Nieśmiały, z piskliwym głosem, czeka na to, co powie starszy kolega z kadry. To Usain nazwał go kiedyś „Bestią", dla zgrywy, i jakoś przylgnęło. Teraz Blake opowiada o wrażeniach z przegranego biegu, a Bolt ryczy jak lew i wyciąga ręce, jakby się czaił do skoku. „Beestia, beestia" - przedrzeźnia.

Obok siedzi Justin Gatlin, brązowy medalista po dopingowych przejściach, patrzy na Bolta i śmieje się w rękaw. Nie jest to wielki mówca, ale akurat przewrotny hołd dla Jamajczyka mu się udaje: „Usain Bolt jest Michaelem Phelpsem naszego sportu".

Wątpiliście  we mnie, a przecież wam mówiłem,  że biegi na Jamajce to co innego  niż wielkie zawody - Usain Bolt

To ten sam Gatlin, z którego w eliminacjach i półfinałach setki w Londynie buchała adrenalina, za metą okładał się pięściami po torsie i pokazywał, że będzie ostro. Ale wtedy nie było obok Bolta. W finale, gdzie stanęli ramię w ramię, Gatlin został za Usainem, Blake też. A czas 9,63 to drugi wynik w historii.

Pierwsze trzy w tabeli wszech czasów należą do Bolta. Pierwszy z finału mistrzostw świata 2009 w Berlinie, drugi z niedzieli w Londynie, trzeci z olimpijskiego finału w Pekinie.

Krok bliżej legendy

„Wątpiliście we mnie, a przecież wam mówiłem, że biegi na Jamajce to co innego niż wielkie zawody. Chciałem pokazać, że się myliliście" - tłumaczy Usain. W jamajskich eliminacjach olimpijskich przegrał w tym roku z Blake'em na 100 i 200 m, potem leczył kontuzję, wyglądał na zagubionego, z Jamajki nadchodziło coraz więcej plotek o niedospanych nocach i wesołych powrotach z dyskotek Montego Bay, a lekkoatletyczni eksperci, z Michaelem Johnsonem i Maurice'em Greeneem na czele, przepowiadali, że Bolt nie obroni złota na setkę.

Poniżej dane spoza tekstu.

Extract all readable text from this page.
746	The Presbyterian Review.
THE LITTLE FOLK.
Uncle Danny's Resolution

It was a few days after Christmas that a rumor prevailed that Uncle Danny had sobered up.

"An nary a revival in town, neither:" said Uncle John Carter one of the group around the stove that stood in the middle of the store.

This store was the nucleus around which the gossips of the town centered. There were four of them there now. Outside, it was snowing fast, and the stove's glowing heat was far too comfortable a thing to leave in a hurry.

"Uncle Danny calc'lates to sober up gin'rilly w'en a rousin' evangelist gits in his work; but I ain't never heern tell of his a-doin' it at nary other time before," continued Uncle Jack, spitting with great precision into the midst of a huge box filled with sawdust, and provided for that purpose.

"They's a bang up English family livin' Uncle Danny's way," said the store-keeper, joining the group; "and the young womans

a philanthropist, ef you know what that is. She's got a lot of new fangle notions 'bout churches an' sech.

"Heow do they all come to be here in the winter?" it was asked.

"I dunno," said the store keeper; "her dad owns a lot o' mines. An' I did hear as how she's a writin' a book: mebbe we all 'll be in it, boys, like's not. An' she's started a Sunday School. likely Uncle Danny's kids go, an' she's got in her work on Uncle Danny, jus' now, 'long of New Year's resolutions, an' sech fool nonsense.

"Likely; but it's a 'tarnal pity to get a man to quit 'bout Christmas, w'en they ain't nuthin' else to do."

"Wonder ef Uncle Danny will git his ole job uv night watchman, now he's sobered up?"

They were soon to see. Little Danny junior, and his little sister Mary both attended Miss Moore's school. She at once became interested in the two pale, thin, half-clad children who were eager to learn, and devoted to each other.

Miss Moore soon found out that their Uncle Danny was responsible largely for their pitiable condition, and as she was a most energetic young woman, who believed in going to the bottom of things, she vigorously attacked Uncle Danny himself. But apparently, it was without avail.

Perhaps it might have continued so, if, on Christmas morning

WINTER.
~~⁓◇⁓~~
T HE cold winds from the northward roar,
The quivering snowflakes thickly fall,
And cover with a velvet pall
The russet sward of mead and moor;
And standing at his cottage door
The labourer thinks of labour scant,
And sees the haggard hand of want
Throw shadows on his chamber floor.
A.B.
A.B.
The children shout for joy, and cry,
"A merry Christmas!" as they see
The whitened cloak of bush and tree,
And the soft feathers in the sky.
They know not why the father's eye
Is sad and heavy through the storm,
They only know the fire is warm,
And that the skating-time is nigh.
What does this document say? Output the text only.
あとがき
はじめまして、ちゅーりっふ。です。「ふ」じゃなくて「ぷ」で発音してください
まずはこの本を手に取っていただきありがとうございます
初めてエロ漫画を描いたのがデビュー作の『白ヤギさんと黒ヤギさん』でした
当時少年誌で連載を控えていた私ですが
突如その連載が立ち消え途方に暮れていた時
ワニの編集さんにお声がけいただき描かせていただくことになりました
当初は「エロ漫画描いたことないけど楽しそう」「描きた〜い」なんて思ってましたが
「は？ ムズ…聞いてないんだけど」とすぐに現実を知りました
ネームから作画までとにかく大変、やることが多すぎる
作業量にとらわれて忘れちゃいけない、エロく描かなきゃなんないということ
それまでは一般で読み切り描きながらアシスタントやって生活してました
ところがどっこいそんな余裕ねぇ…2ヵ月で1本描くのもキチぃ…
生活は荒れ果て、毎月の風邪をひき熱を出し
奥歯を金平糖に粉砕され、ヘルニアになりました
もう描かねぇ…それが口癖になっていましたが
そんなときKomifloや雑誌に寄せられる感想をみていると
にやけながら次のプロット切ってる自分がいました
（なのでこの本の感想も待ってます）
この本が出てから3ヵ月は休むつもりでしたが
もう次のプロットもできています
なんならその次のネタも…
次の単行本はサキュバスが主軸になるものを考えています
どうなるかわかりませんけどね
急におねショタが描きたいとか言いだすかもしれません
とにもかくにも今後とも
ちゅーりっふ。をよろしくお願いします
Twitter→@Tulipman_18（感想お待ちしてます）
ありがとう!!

Zabawił się ich kosztem, tak samo jak z najgroźniejszymi rywalami. „Teraz jestem o krok bliżej zostania legendą. Bo na razie jeszcze się legendą nie czuję. Powiedziałem ci już dawno, Blake, że finał na 200 m to będzie zupełnie inna historia. Na setkę sporo mogło się zdarzyć, ale 200 to moja ulubiona konkurencja" - opowiadał po zwycięstwie i zdobyciu już czwartego złotego medalu igrzysk, a Blake się uśmiechał.

Przed Boltem olimpijski tytuł na 100 m obronił tylko Carl Lewis, ale z Benem Johnsonem przegrał na bieżni i mistrzostwo dostał po kontroli dopingowej. Mistrzostwa na 200 m nie obronił jeszcze nikt. Trudno sobie wyobrazić, że ktoś to Usainowi uniemożliwi. Znów wszyscy w biegach tańczą tak, jak on im zagra.

Nie było jeszcze mistrza sprintu, który był tak lubiany i przez kibiców i innych sprinterów. Może Jesse Owens, ale tu trzeba wierzyć na słowo. Carl Lewis irytował wyniosłością, a po nim nastał czas, gdy sprint był pojedynkiem na spojrzenia, jak w boksie przy ważeniu.

Przebudzenie

Teraz też się pojedynkują: kto wymyśli lepszy show przed startem. Bolt przyznał, że tym razem wygrał Blake. „Dziękuję mu za to, że mnie wtedy pokonał na Jamajce, bo otworzył mi oczy. Czasem ci się wydaje, że robisz wszystko, jak należy, a już tylko ty tak uważasz. To było tak, jakby zapukał do drzwi i powiedział: - Usain, jest rok igrzysk. Jesteś gotowy? Bo ja jestem. Obudził mnie" -  mówił Bolt.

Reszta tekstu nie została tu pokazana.